Au dernier moment, les pressions se sont donc multipliées pour que la Commission éthique refuse Filoche et l’exclut de la compétition. Ce qu’elle a fait en dissuadant certains parrains de continuer à le soutenir.

Du coup, le PS a pu l’écarter faute de soutiens, ce qui l’exonère à justifier sa décision par un jugement moral.  

Depuis que Gérard Filoche s’etait engagé en politique, il semblait intouchable. Les uns confessaient que ses propos, si excessifs soient-ils, s’inscrivent toujours dans une logique de lutte des classes, et la lutte des classes bien marxiste est encore dans les gènes du Parti socialiste. Les autres n’étaient pas loin de penser que Filoche bénéficiait de protections par son appartenance à des syndicats professionnels très engagés ou à des confréries très fermées mais influentes.

Pour la première fois, le Parti socialiste s’inflige à lui même des règles morales qu’il a toujours rappelées aux autres. Mais ça peut aller très loin: tout dépend de la définition, puis de l’application des règles éthiques.

Le cas Filoche ne prête pas à discussion, il devait être disqualifié.
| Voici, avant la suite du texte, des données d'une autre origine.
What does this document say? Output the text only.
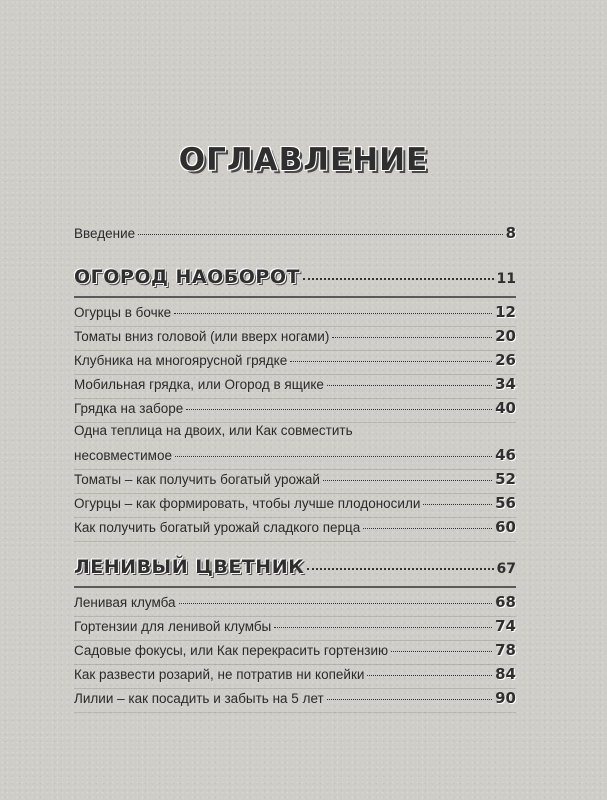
ОГЛАВЛЕНИЕ
Введение	8
ОГОРОД НАОБОРОТ	11
Огурцы в бочке	12
Томаты вниз головой (или вверх ногами)	20
Клубника на многоярусной грядке	26
Мобильная грядка, или Огород в ящике	34
Грядка на заборе	40
Одна теплица на двоих, или Как совместить
несовместимое	46
Томаты – как получить богатый урожай	52
Огурцы – как формировать, чтобы лучше плодоносили	56
Как получить богатый урожай сладкого перца	60
ЛЕНИВЫЙ ЦВЕТНИК	67
Ленивая клумба	68
Гортензии для ленивой клумбы	74
Садовые фокусы, или Как перекрасить гортензию	78
Как развести розарий, не потратив ни копейки	84
Лилии – как посадить и забыть на 5 лет	90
Mais que fera-t-on avec le candidat qui ne s’est pas mis à jour de ses cotisations ? Que peut -on faire avec les candidats qui mentent avec la réalité, qui travestissent les faits et les chiffres et même ... allons au bout de la cohérence ?

Un candidat a-t-il le droit de présenter un programme, avec des promesses irréalisables, ou même des promesses qui vont à l’envers de ce qu’il a pratiqué précédemment ?

Quand Manuel Valls en vient à proposer la suppression du 49.3, alors que lui même l’a utilisé sept à huit fois pour faire passer des textes, est-ce crédible ?  Est-ce plausible ? La réponse est non !

Mais est-ce qu’un tel reniement de son ADN politique, qui est aussi un marqueur de son identité, est moral ou parfaitement éthique ? Certainement pas !

C’est même aussi grave, sinon plus que quand Fillon revient sur une promesse d’assainissement parce qu’il se fait conspuer par des gens qui n’ont, sans doute, même pas voté pour lui. 

La Commission éthique s’est réunie. Il n’était pas prévu qu'elle examine la virginité morale des autres candidats.